Communiqué de presse CNEA, 9 septembre 2014

Mercredi 10 septembre se déroulera le procès en appel intenté par le Comité National pour l’Education Artistique (CNEA) contre la décision (ordonnance de référé rendue le 3 juillet 2013 par le TGI de Paris) autorisant, à la requête de la Chambre des huissiers de Justice de Paris (CHJP), son expulsion du Grenier des Grands-Augustins. L’association sera représentée par maître Marc Bellanger (Granrut avocats).

Plus que jamais, il semble nécessaire de protéger l’intérêt patrimonial du Grenier des Grands-Augustins. Ce procès contre la toute puissante CHJP illustre la fable du pot de terre et du pot de fer. Et pourtant, le CNEA ne manque pas d’arguments :

Juridiquement, c’est bien un bail qui a permis au comité de réhabiliter les lieux (les travaux de rénovation du Grenier, mais aussi de la cage d’escalier, ont été intégralement pris en charge par le CNEA), afin de leur rendre leur dimension historique et culturelle unique au monde, apportant ainsi une plus-value d’image non négligeable à la CHJP. Ce qui a justifié la décision, prise à l’unanimité le 13 mai 2014 par la Commission régionale du patrimoine et des sites, de classer à l’inventaire supplémentaire des monuments historiques les deux derniers étages de l’immeuble du 7, rue des Grands-Augustins, à Paris, VIème.

Quant à l’opportunité de cette procédure, il est important de souligner qu’elle vise avant tout à défendre la cause de l’éducation artistique. Il y a lieu de rappeler qu’en une dizaine d’années d’occupation du Grenier, au-delà des très nombreuses manifestations artistiques et culturelles proposées gratuitement au public, ce sont les élèves de centaines d’écoles, collèges, lycées…qui ont pu bénéficier d’ateliers pédagogiques, eux aussi gratuits.

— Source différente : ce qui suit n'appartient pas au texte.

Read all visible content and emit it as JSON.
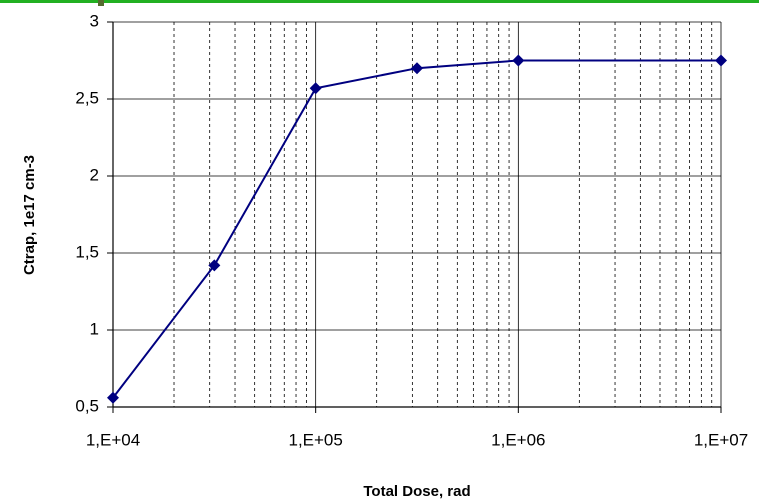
{
  "chart_data": {
    "type": "line",
    "xlabel": "Total Dose, rad",
    "ylabel": "Ctrap, 1e17 cm-3",
    "xscale": "log",
    "grid": true,
    "x": [
      10000,
      31623,
      100000,
      316228,
      1000000,
      10000000
    ],
    "series": [
      {
        "name": "Ctrap",
        "color": "#000080",
        "values": [
          0.56,
          1.42,
          2.57,
          2.7,
          2.75,
          2.75
        ]
      }
    ],
    "xlim": [
      10000,
      10000000
    ],
    "xticks": [
      {
        "value": 10000,
        "label": "1,E+04"
      },
      {
        "value": 100000,
        "label": "1,E+05"
      },
      {
        "value": 1000000,
        "label": "1,E+06"
      },
      {
        "value": 10000000,
        "label": "1,E+07"
      }
    ],
    "ylim": [
      0.5,
      3
    ],
    "yticks": [
      {
        "value": 0.5,
        "label": "0,5"
      },
      1,
      {
        "value": 1.5,
        "label": "1,5"
      },
      2,
      {
        "value": 2.5,
        "label": "2,5"
      },
      3
    ]
  }
}
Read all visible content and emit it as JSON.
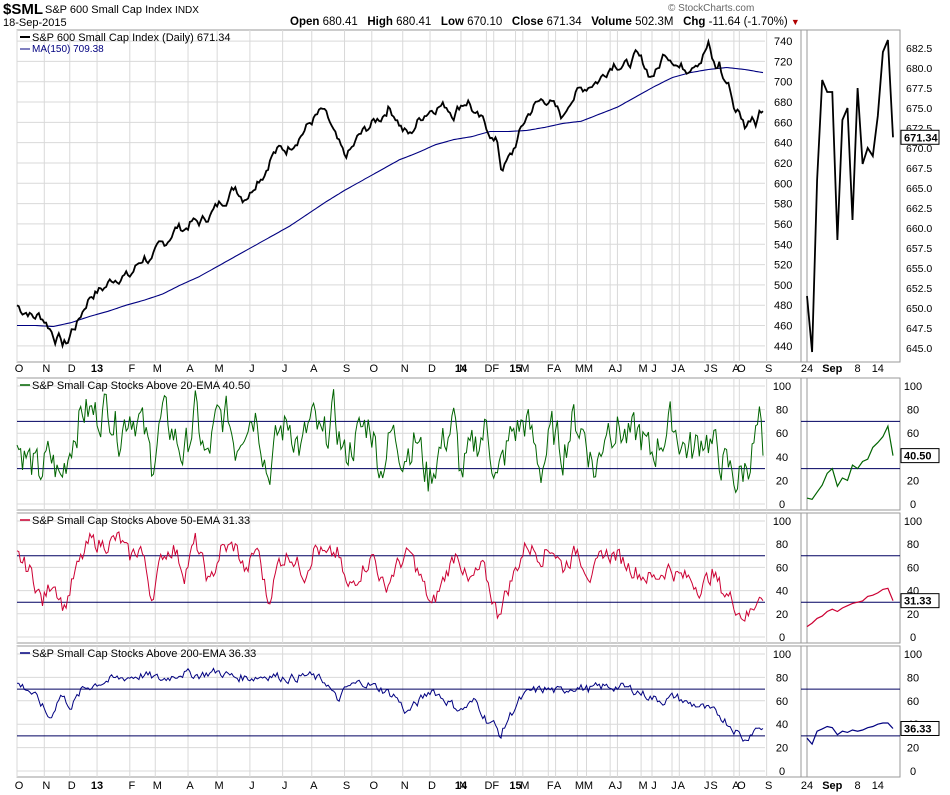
{
  "header": {
    "symbol": "$SML",
    "name": "S&P 600 Small Cap Index",
    "exchange": "INDX",
    "date": "18-Sep-2015",
    "watermark": "© StockCharts.com",
    "open_label": "Open",
    "open": "680.41",
    "high_label": "High",
    "high": "680.41",
    "low_label": "Low",
    "low": "670.10",
    "close_label": "Close",
    "close": "671.34",
    "volume_label": "Volume",
    "volume": "502.3M",
    "chg_label": "Chg",
    "chg": "-11.64 (-1.70%)"
  },
  "colors": {
    "price": "#000000",
    "ma": "#000080",
    "pct20": "#006400",
    "pct50": "#cc0033",
    "pct200": "#000080",
    "grid": "#d9d9d9",
    "ref": "#000060"
  },
  "chart_data": [
    {
      "id": "price",
      "type": "line",
      "title": "S&P 600 Small Cap Index (Daily) 671.34",
      "ma_label": "MA(150) 709.38",
      "last_value": "671.34",
      "ylim": [
        430,
        745
      ],
      "yticks": [
        440,
        460,
        480,
        500,
        520,
        540,
        560,
        580,
        600,
        620,
        640,
        660,
        680,
        700,
        720,
        740
      ],
      "keypoints": [
        [
          0,
          480
        ],
        [
          3,
          475
        ],
        [
          6,
          474
        ],
        [
          9,
          468
        ],
        [
          12,
          470
        ],
        [
          15,
          466
        ],
        [
          18,
          458
        ],
        [
          21,
          448
        ],
        [
          24,
          448
        ],
        [
          25,
          441
        ],
        [
          28,
          444
        ],
        [
          30,
          455
        ],
        [
          33,
          462
        ],
        [
          36,
          474
        ],
        [
          40,
          489
        ],
        [
          44,
          494
        ],
        [
          48,
          497
        ],
        [
          52,
          505
        ],
        [
          58,
          510
        ],
        [
          62,
          508
        ],
        [
          66,
          519
        ],
        [
          70,
          528
        ],
        [
          74,
          523
        ],
        [
          78,
          536
        ],
        [
          82,
          542
        ],
        [
          84,
          548
        ],
        [
          88,
          557
        ],
        [
          92,
          555
        ],
        [
          96,
          562
        ],
        [
          100,
          561
        ],
        [
          104,
          566
        ],
        [
          108,
          573
        ],
        [
          112,
          581
        ],
        [
          116,
          588
        ],
        [
          120,
          597
        ],
        [
          124,
          587
        ],
        [
          128,
          591
        ],
        [
          132,
          605
        ],
        [
          136,
          611
        ],
        [
          140,
          628
        ],
        [
          144,
          633
        ],
        [
          148,
          633
        ],
        [
          152,
          641
        ],
        [
          156,
          649
        ],
        [
          160,
          657
        ],
        [
          164,
          665
        ],
        [
          168,
          671
        ],
        [
          172,
          658
        ],
        [
          176,
          640
        ],
        [
          180,
          625
        ],
        [
          184,
          633
        ],
        [
          188,
          646
        ],
        [
          192,
          653
        ],
        [
          196,
          660
        ],
        [
          200,
          665
        ],
        [
          204,
          675
        ],
        [
          208,
          667
        ],
        [
          212,
          653
        ],
        [
          216,
          647
        ],
        [
          220,
          660
        ],
        [
          224,
          669
        ],
        [
          228,
          674
        ],
        [
          232,
          677
        ],
        [
          236,
          676
        ],
        [
          240,
          669
        ],
        [
          244,
          678
        ],
        [
          248,
          682
        ],
        [
          252,
          666
        ],
        [
          256,
          660
        ],
        [
          260,
          650
        ],
        [
          262,
          642
        ],
        [
          264,
          640
        ],
        [
          266,
          616
        ],
        [
          268,
          618
        ],
        [
          272,
          628
        ],
        [
          276,
          648
        ],
        [
          280,
          665
        ],
        [
          284,
          676
        ],
        [
          288,
          681
        ],
        [
          292,
          683
        ],
        [
          296,
          673
        ],
        [
          300,
          664
        ],
        [
          304,
          683
        ],
        [
          308,
          690
        ],
        [
          312,
          694
        ],
        [
          316,
          699
        ],
        [
          320,
          702
        ],
        [
          324,
          711
        ],
        [
          328,
          720
        ],
        [
          332,
          717
        ],
        [
          336,
          716
        ],
        [
          340,
          725
        ],
        [
          344,
          718
        ],
        [
          348,
          706
        ],
        [
          352,
          711
        ],
        [
          356,
          729
        ],
        [
          360,
          725
        ],
        [
          364,
          715
        ],
        [
          368,
          713
        ],
        [
          372,
          721
        ],
        [
          376,
          723
        ],
        [
          378,
          730
        ],
        [
          380,
          736
        ],
        [
          382,
          722
        ],
        [
          384,
          712
        ],
        [
          386,
          718
        ],
        [
          388,
          703
        ],
        [
          390,
          699
        ],
        [
          392,
          693
        ],
        [
          394,
          675
        ],
        [
          396,
          672
        ],
        [
          398,
          665
        ],
        [
          400,
          657
        ],
        [
          402,
          660
        ],
        [
          404,
          668
        ],
        [
          406,
          663
        ],
        [
          408,
          672
        ],
        [
          410,
          671
        ]
      ],
      "ma_keypoints": [
        [
          0,
          460
        ],
        [
          10,
          460
        ],
        [
          20,
          459
        ],
        [
          30,
          463
        ],
        [
          40,
          469
        ],
        [
          50,
          474
        ],
        [
          60,
          480
        ],
        [
          70,
          485
        ],
        [
          80,
          491
        ],
        [
          90,
          500
        ],
        [
          100,
          508
        ],
        [
          110,
          518
        ],
        [
          120,
          528
        ],
        [
          130,
          538
        ],
        [
          140,
          548
        ],
        [
          150,
          558
        ],
        [
          160,
          570
        ],
        [
          170,
          582
        ],
        [
          180,
          593
        ],
        [
          190,
          603
        ],
        [
          200,
          613
        ],
        [
          210,
          623
        ],
        [
          220,
          630
        ],
        [
          230,
          638
        ],
        [
          240,
          643
        ],
        [
          250,
          646
        ],
        [
          260,
          651
        ],
        [
          270,
          651
        ],
        [
          280,
          652
        ],
        [
          290,
          655
        ],
        [
          300,
          659
        ],
        [
          310,
          661
        ],
        [
          320,
          668
        ],
        [
          330,
          675
        ],
        [
          340,
          685
        ],
        [
          350,
          695
        ],
        [
          360,
          704
        ],
        [
          370,
          709
        ],
        [
          380,
          712
        ],
        [
          390,
          714
        ],
        [
          400,
          712
        ],
        [
          410,
          709
        ]
      ],
      "xticks": [
        [
          0,
          "O"
        ],
        [
          15,
          "N"
        ],
        [
          29,
          "D"
        ],
        [
          44,
          "13"
        ],
        [
          62,
          "F"
        ],
        [
          76,
          "M"
        ],
        [
          94,
          "A"
        ],
        [
          110,
          "M"
        ],
        [
          128,
          "J"
        ],
        [
          146,
          "J"
        ],
        [
          162,
          "A"
        ],
        [
          180,
          "S"
        ],
        [
          195,
          "O"
        ],
        [
          212,
          "N"
        ],
        [
          227,
          "D"
        ],
        [
          244,
          "14"
        ],
        [
          262,
          "F"
        ],
        [
          278,
          "M"
        ],
        [
          296,
          "A"
        ],
        [
          313,
          "M"
        ],
        [
          330,
          "J"
        ],
        [
          349,
          "J"
        ],
        [
          364,
          "A"
        ],
        [
          382,
          "S"
        ],
        [
          397,
          "O"
        ]
      ],
      "xticks_b": [
        [
          0,
          "N"
        ],
        [
          14,
          "D"
        ],
        [
          30,
          "15"
        ],
        [
          48,
          "F"
        ],
        [
          64,
          "M"
        ],
        [
          82,
          "A"
        ],
        [
          99,
          "M"
        ],
        [
          116,
          "J"
        ],
        [
          134,
          "J"
        ],
        [
          150,
          "A"
        ],
        [
          168,
          "S"
        ]
      ],
      "zoom_yticks": [
        645.0,
        647.5,
        650.0,
        652.5,
        655.0,
        657.5,
        660.0,
        662.5,
        665.0,
        667.5,
        670.0,
        672.5,
        675.0,
        677.5,
        680.0,
        682.5
      ],
      "zoom_ylim": [
        644,
        684
      ],
      "zoom_values": [
        651.5,
        644.5,
        666,
        678.5,
        677,
        677,
        658.5,
        673.5,
        675,
        661,
        677.5,
        668,
        670,
        669,
        674,
        682,
        683.5,
        671.34
      ],
      "zoom_xticks": [
        "24",
        "Sep",
        "8",
        "14"
      ]
    },
    {
      "id": "pct20",
      "type": "line",
      "title": "S&P Small Cap Stocks Above 20-EMA 40.50",
      "last_value": "40.50",
      "ylim": [
        0,
        100
      ],
      "yticks": [
        0,
        20,
        40,
        60,
        80,
        100
      ],
      "ref_lines": [
        30,
        70
      ],
      "zoom_values": [
        5,
        4,
        10,
        16,
        26,
        30,
        15,
        22,
        20,
        33,
        30,
        36,
        38,
        48,
        52,
        57,
        66,
        41
      ]
    },
    {
      "id": "pct50",
      "type": "line",
      "title": "S&P Small Cap Stocks Above 50-EMA 31.33",
      "last_value": "31.33",
      "ylim": [
        0,
        100
      ],
      "yticks": [
        0,
        20,
        40,
        60,
        80,
        100
      ],
      "ref_lines": [
        30,
        70
      ],
      "zoom_values": [
        9,
        12,
        16,
        18,
        22,
        24,
        22,
        25,
        27,
        29,
        30,
        31,
        35,
        36,
        38,
        41,
        42,
        31.33
      ]
    },
    {
      "id": "pct200",
      "type": "line",
      "title": "S&P Small Cap Stocks Above 200-EMA 36.33",
      "last_value": "36.33",
      "ylim": [
        0,
        100
      ],
      "yticks": [
        0,
        20,
        40,
        60,
        80,
        100
      ],
      "ref_lines": [
        30,
        70
      ],
      "zoom_values": [
        28,
        23,
        34,
        36,
        38,
        37,
        31,
        34,
        33,
        35,
        34,
        35,
        37,
        38,
        40,
        41,
        41,
        36.33
      ]
    }
  ]
}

D’autre part, au moment où le patrimoine français fait davantage l’objet de spéculation que de valorisation, sans mentionner son éventuel support à des politiques sociales fédératrices, il est essentiel qu’un lieu où se sont succédés Jean-Louis Barrault (de 1934 à 1936), puis Pablo Picasso (de 1936 à 1955), et où a été créée l’œuvre la plus parlante contre l’intolérance et la guerre – Guernica – soit de nouveau ouvert à tous.